Bei einem gespielten Begräbnis im Sandkasten ist ein Fünfjähriger im ostflämischen Waterschei ums Leben gekommen.

dpa/HB WATERSCHEI. Spielkameraden hatten den Jungen bei lebendigem Leibe beerdigt, wie belgische Medien am Donnerstag berichteten. Als die Erzieher das Verschwinden des Jungen am Dienstagmittag bemerkten, war es schon zu spät: Der Junge war im Sand erstickt.

Aufgefallen war das Fehlen des Jungen, als sein Platz beim Mittagessen leer blieb. Als die daraufhin alarmierte Mutter in der Tagesstätte des Ortes bei Genk erschien, wiesen andere Kinder auf den Sandkasten. "Sie sagten, dass die "Beerdigung" gespielt hatten", erfuhr die Zeitung "Hat Laatste Nieuws" aus Justizkreisen. Die Staatsanwaltschaft untersucht den Todesfall.

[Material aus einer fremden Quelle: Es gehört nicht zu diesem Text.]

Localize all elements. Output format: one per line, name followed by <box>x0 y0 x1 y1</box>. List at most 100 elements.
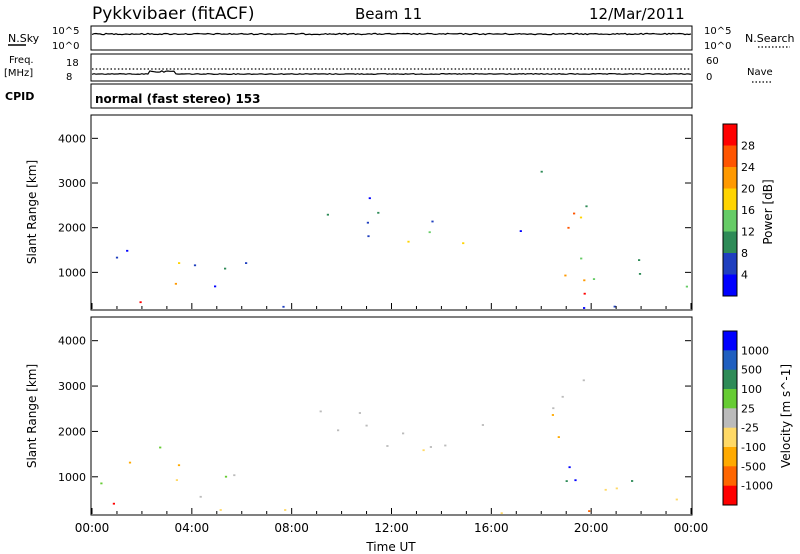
velocity-heatmap <box>100 379 678 514</box>
power-cell <box>366 221 369 224</box>
power-cell <box>638 259 641 261</box>
power-heatmap <box>115 170 688 309</box>
power-y-tick-label: 3000 <box>58 177 86 190</box>
velocity-cell <box>615 487 618 490</box>
velocity-y-tick-label: 4000 <box>58 335 86 348</box>
power-cell <box>407 240 410 243</box>
power-colorbar: 4 8 12 16 20 24 28 <box>722 123 755 297</box>
power-cell <box>174 282 177 285</box>
power-colorbar-swatch <box>723 210 737 232</box>
velocity-colorbar-swatch <box>723 350 737 371</box>
velocity-cell <box>675 498 678 501</box>
power-y-label: Slant Range [km] <box>25 160 39 264</box>
x-tick-label: 08:00 <box>274 521 309 535</box>
power-colorbar-swatch <box>723 274 737 297</box>
noise-strip: N.Sky 10^5 10^0 10^5 10^0 N.Search <box>8 25 795 52</box>
velocity-colorbar-tick-label: -500 <box>741 460 766 473</box>
freq-label-2: [MHz] <box>4 68 33 79</box>
power-cell <box>585 205 588 208</box>
velocity-cell <box>337 429 340 432</box>
noise-strip-frame <box>90 25 693 51</box>
power-colorbar-tick-label: 20 <box>741 183 755 196</box>
power-cell <box>579 216 583 219</box>
velocity-y-label: Slant Range [km] <box>25 364 39 468</box>
velocity-colorbar-swatch <box>723 331 737 351</box>
velocity-y-tick-label: 1000 <box>58 471 86 484</box>
x-tick-label: 12:00 <box>374 521 409 535</box>
velocity-colorbar-frame <box>722 330 738 506</box>
power-y-tick-label: 2000 <box>58 222 86 235</box>
velocity-cell <box>112 502 115 505</box>
power-colorbar-label: Power [dB] <box>761 179 775 244</box>
velocity-cell <box>175 479 178 481</box>
power-colorbar-swatch <box>723 124 737 146</box>
nave-tick-top: 60 <box>706 56 719 67</box>
power-cell <box>580 257 583 260</box>
freq-strip: Freq. [MHz] 18 8 60 0 Nave <box>4 53 773 83</box>
velocity-cell <box>444 444 447 447</box>
radar-title: Pykkvibaer (fitACF) <box>92 4 254 24</box>
x-tick-label: 00:00 <box>674 521 709 535</box>
power-panel: 1000 2000 3000 4000 Slant Range [km] 4 8 12 16… <box>25 114 775 311</box>
velocity-x-axis: 00:00 04:00 08:00 12:00 16:00 20:00 00:00 <box>75 508 709 535</box>
cpid-strip-frame <box>90 83 693 109</box>
nsearch-label: N.Search <box>745 32 795 45</box>
velocity-cell <box>199 495 202 498</box>
power-cell <box>462 242 465 245</box>
velocity-cell <box>604 488 607 491</box>
power-cell <box>540 170 543 173</box>
freq-label-1: Freq. <box>9 55 34 66</box>
power-cell <box>573 212 576 215</box>
velocity-cell <box>319 410 322 413</box>
power-colorbar-tick-label: 24 <box>741 161 755 174</box>
power-cell <box>368 197 371 200</box>
velocity-colorbar-swatch <box>723 466 737 487</box>
velocity-y-tick-label: 3000 <box>58 380 86 393</box>
velocity-cell <box>429 446 432 448</box>
velocity-colorbar-tick-label: 1000 <box>741 344 769 357</box>
velocity-cell <box>177 464 181 467</box>
velocity-cell <box>565 480 568 482</box>
velocity-colorbar-label: Velocity [m s^-1] <box>779 364 793 468</box>
power-colorbar-tick-label: 12 <box>741 226 755 239</box>
power-cell <box>193 264 197 267</box>
nave-tick-bottom: 0 <box>706 72 712 83</box>
power-y-tick-label: 4000 <box>58 132 86 145</box>
velocity-colorbar-swatch <box>723 447 737 467</box>
date-label: 12/Mar/2011 <box>589 5 685 23</box>
velocity-cell <box>100 482 103 485</box>
freq-trace <box>91 70 692 76</box>
velocity-cell <box>631 480 634 482</box>
power-cell <box>245 262 248 264</box>
velocity-cell <box>557 436 560 438</box>
velocity-cell <box>358 412 361 414</box>
velocity-cell <box>219 509 222 511</box>
power-colorbar-tick-label: 8 <box>741 247 748 260</box>
velocity-colorbar-tick-label: -25 <box>741 422 759 435</box>
power-cell <box>282 305 285 308</box>
velocity-cell <box>128 461 132 464</box>
velocity-frame <box>90 316 693 516</box>
velocity-colorbar-tick-label: 25 <box>741 402 755 415</box>
velocity-colorbar-swatch <box>723 369 737 390</box>
power-cell <box>638 273 642 275</box>
x-axis-label: Time UT <box>365 540 416 554</box>
x-tick-label: 00:00 <box>75 521 110 535</box>
velocity-colorbar-tick-label: 100 <box>741 383 762 396</box>
power-colorbar-swatch <box>723 231 737 254</box>
power-colorbar-swatch <box>723 188 737 211</box>
velocity-cell <box>551 414 554 416</box>
power-colorbar-swatch <box>723 167 737 189</box>
velocity-colorbar-tick-label: -1000 <box>741 480 773 493</box>
velocity-y-axis: 1000 2000 3000 4000 <box>58 335 691 484</box>
power-cell <box>326 213 329 216</box>
velocity-cell <box>422 449 425 452</box>
velocity-cell <box>224 475 228 478</box>
velocity-y-tick-label: 2000 <box>58 425 86 438</box>
noise-tick-left-top: 10^5 <box>52 26 79 37</box>
velocity-cell <box>481 424 484 426</box>
power-colorbar-frame <box>722 123 738 297</box>
velocity-cell <box>386 445 389 447</box>
power-cell <box>564 274 567 277</box>
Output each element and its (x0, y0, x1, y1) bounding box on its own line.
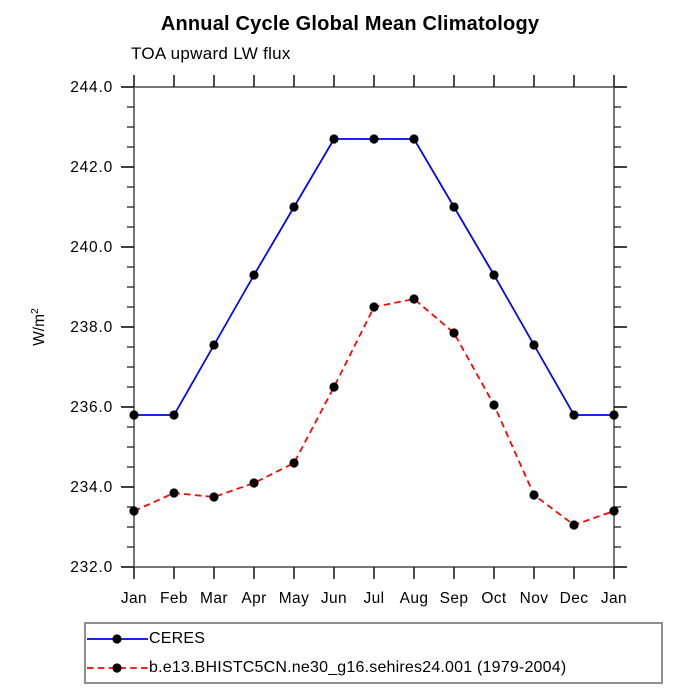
plot-area: 232.0 234.0 236.0 238.0 240.0 242.0 244.0 Jan Fe… (29, 75, 627, 607)
y-tick-label: 240.0 (70, 239, 113, 256)
x-tick-label: Dec (560, 590, 589, 607)
data-point (489, 400, 499, 410)
chart-title: Annual Cycle Global Mean Climatology (160, 13, 540, 35)
series-line-model (133, 298, 615, 526)
y-tick-label: 238.0 (70, 319, 113, 336)
series-line-ceres (134, 138, 614, 416)
data-point (329, 382, 339, 392)
x-tick-label: Aug (400, 590, 429, 607)
legend-label: CERES (149, 629, 206, 647)
data-point (449, 202, 459, 212)
data-point (209, 492, 219, 502)
x-tick-label: Jan (121, 590, 147, 607)
data-point (249, 270, 259, 280)
data-point (249, 478, 259, 488)
x-tick-label: Feb (160, 590, 188, 607)
data-point (289, 202, 299, 212)
legend-marker-dot (112, 633, 122, 644)
data-point (529, 490, 539, 500)
y-tick-label: 234.0 (70, 479, 113, 496)
legend-row-ceres: CERES (86, 624, 661, 653)
data-point (289, 458, 299, 468)
data-point (369, 134, 379, 144)
legend-label: b.e13.BHISTC5CN.ne30_g16.sehires24.001 (… (149, 658, 567, 676)
data-point (169, 410, 179, 420)
data-point (169, 488, 179, 498)
x-tick-label: May (279, 590, 309, 607)
data-point (489, 270, 499, 280)
x-tick-label: Sep (440, 590, 469, 607)
data-point (609, 410, 619, 420)
legend-swatch (87, 633, 148, 644)
plot-border (133, 86, 615, 568)
legend-swatch (87, 662, 148, 673)
data-point (449, 328, 459, 338)
y-tick-label: 232.0 (70, 559, 113, 576)
data-point (329, 134, 339, 144)
x-tick-label: Jul (363, 590, 384, 607)
data-point (569, 520, 579, 530)
y-tick-label: 242.0 (70, 159, 113, 176)
legend-marker-dot (112, 662, 122, 673)
x-tick-label: Oct (481, 590, 507, 607)
data-point (369, 302, 379, 312)
data-point (409, 294, 419, 304)
data-point (609, 506, 619, 516)
chart-subtitle: TOA upward LW flux (131, 44, 291, 63)
x-tick-label: Mar (200, 590, 228, 607)
x-tick-label: Jun (321, 590, 347, 607)
legend-row-model: b.e13.BHISTC5CN.ne30_g16.sehires24.001 (… (86, 653, 661, 682)
y-axis-title: W/m2 (29, 308, 48, 346)
data-point (129, 506, 139, 516)
data-point (209, 340, 219, 350)
data-point (129, 410, 139, 420)
data-point (569, 410, 579, 420)
data-point (529, 340, 539, 350)
y-tick-label: 244.0 (70, 79, 113, 96)
data-point (409, 134, 419, 144)
x-tick-label: Nov (520, 590, 549, 607)
legend-box: CERES b.e13.BHISTC5CN.ne30_g16.sehires24.… (84, 622, 663, 684)
x-tick-label: Apr (241, 590, 266, 607)
x-tick-label: Jan (601, 590, 627, 607)
y-tick-label: 236.0 (70, 399, 113, 416)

Wegen der Ferienzeit seien zum Zeitpunkt des Unglücks besonders viele Kinder in der Tagesstätte gewesen. Die Gruppe des erstickten Jungen zählte der Zeitung zufolge 26 Kinder im Alter zwischen zweieinhalb und sechs Jahren. Nur ein einziger Betreuer soll die Gruppe beaufsichtigt haben.